Chrome's sandbox is not particularly better than Firefox's sandbox today. Both browsers invented new security concepts over the last decade+ as browsers have become larger, more integral to people's day to day workflows, and more security-sensitive. A modern browser in 2025 is easily as complex as a modern OS in 2025 with similar security implications.

When Chrome first came out, it had one major improvement over Firefox (and both were better than any alternatives for security) which was to run tab contexts in separate processes rather than separate threads. This opened up all sorts of opportunities and benefits, which Chrome capitalized on, proving this approach to be correct, and later Mozilla adopted it in Firefox as well. From a security perspective, the main benefit was to prevent different sites from sharing process memory context, in the event that the site was malicious and exploiting a browser bug to access process memory.

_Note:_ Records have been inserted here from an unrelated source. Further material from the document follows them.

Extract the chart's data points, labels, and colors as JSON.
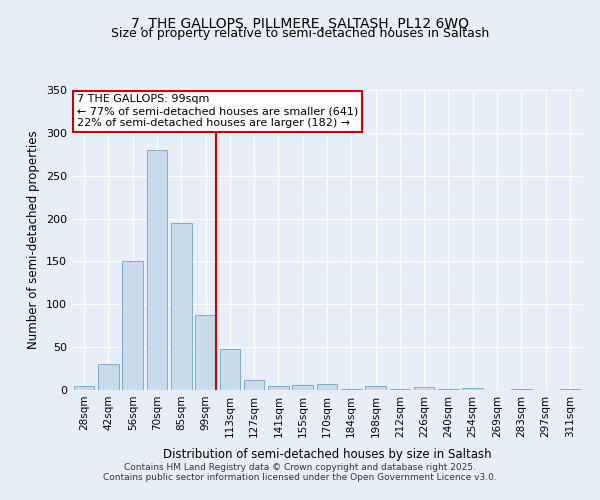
{
  "title1": "7, THE GALLOPS, PILLMERE, SALTASH, PL12 6WQ",
  "title2": "Size of property relative to semi-detached houses in Saltash",
  "xlabel": "Distribution of semi-detached houses by size in Saltash",
  "ylabel": "Number of semi-detached properties",
  "bar_labels": [
    "28sqm",
    "42sqm",
    "56sqm",
    "70sqm",
    "85sqm",
    "99sqm",
    "113sqm",
    "127sqm",
    "141sqm",
    "155sqm",
    "170sqm",
    "184sqm",
    "198sqm",
    "212sqm",
    "226sqm",
    "240sqm",
    "254sqm",
    "269sqm",
    "283sqm",
    "297sqm",
    "311sqm"
  ],
  "bar_values": [
    5,
    30,
    150,
    280,
    195,
    88,
    48,
    12,
    5,
    6,
    7,
    1,
    5,
    1,
    4,
    1,
    2,
    0,
    1,
    0,
    1
  ],
  "bar_color": "#c9daea",
  "bar_edge_color": "#7aadcc",
  "annotation_title": "7 THE GALLOPS: 99sqm",
  "annotation_line1": "← 77% of semi-detached houses are smaller (641)",
  "annotation_line2": "22% of semi-detached houses are larger (182) →",
  "annotation_box_color": "#ffffff",
  "annotation_box_edge": "#cc0000",
  "vline_color": "#cc0000",
  "vline_bar_index": 5,
  "ylim": [
    0,
    350
  ],
  "yticks": [
    0,
    50,
    100,
    150,
    200,
    250,
    300,
    350
  ],
  "footer1": "Contains HM Land Registry data © Crown copyright and database right 2025.",
  "footer2": "Contains public sector information licensed under the Open Government Licence v3.0.",
  "bg_color": "#e8eef8",
  "plot_bg_color": "#e8eef8",
  "grid_color": "#ffffff",
  "title1_fontsize": 10,
  "title2_fontsize": 9
}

The modern Chrome sandbox (and Firefox sandbox) is magnitudes more advanced and complex than the sandboxing that Chrome initially shipped with, and at least to my recollection there was not a significant difference in security surface area between the two other than tab isolation at Chrome launch, which I don't really count as a "sandbox".


On performance, you're acknowledging my point without recognizing how important it was for switching back in 2008. Using the web, particularly JavaScript heavy parts of the web like Google's business suite, Chrome was a significantly better experience than Firefox. It was a real reason to switch. (I'll return to V8 shortly.)

On the sandbox, I think that you are confusing the Chrome Sandbox (released in 2008) with the Privacy Sandbox (released in 2019). At the release of Chrome, it was a significant security improvement over existing browsers. You might not call their process isolation a sandbox, but they certainly did. See https://blog.chromium.org/2008/10/new-approach-to-browser-se... to verify.

True, security and sandboxing have improved greatly in the decades since. But the current quality of Firefox is irrelevant to people's reasons to switch back then.

Now let's go back to why Chrome was developed. As articles like https://www.computerworld.com/article/1501244/the-real-reaso... demonstrate, Google's reasoning was widely understood at the time. Google wanted complex web applications to run better. And Google also wanted people to not fear for the security of their web applications. So they focused on performance and security.

What Google didn't care about was creating a monopoly. Sure, they could have released V8 without a browser attached. But that wouldn't have changed the consumer experience in the way that Google cared about. That said, they had every reason to pull V8 out of Chrome and release it independently. They were as surprised as anyone when someone chose to create node.js out of it. Their actual goal was to hope that other browsers would use a better JS engine after one was shown to them. Or, if they failed to use it directly, they'd study it and copy its good tricks.

Now you claim that the fact that V8 could have been shipped on its own was part of some larger point. I have absolutely no idea what larger point that might be. But there was a significant period of time where Chrome had V8 and everything else was comparatively slow. Which speaks directly to my point that consumers had very good technical reasons to switch to Chrome.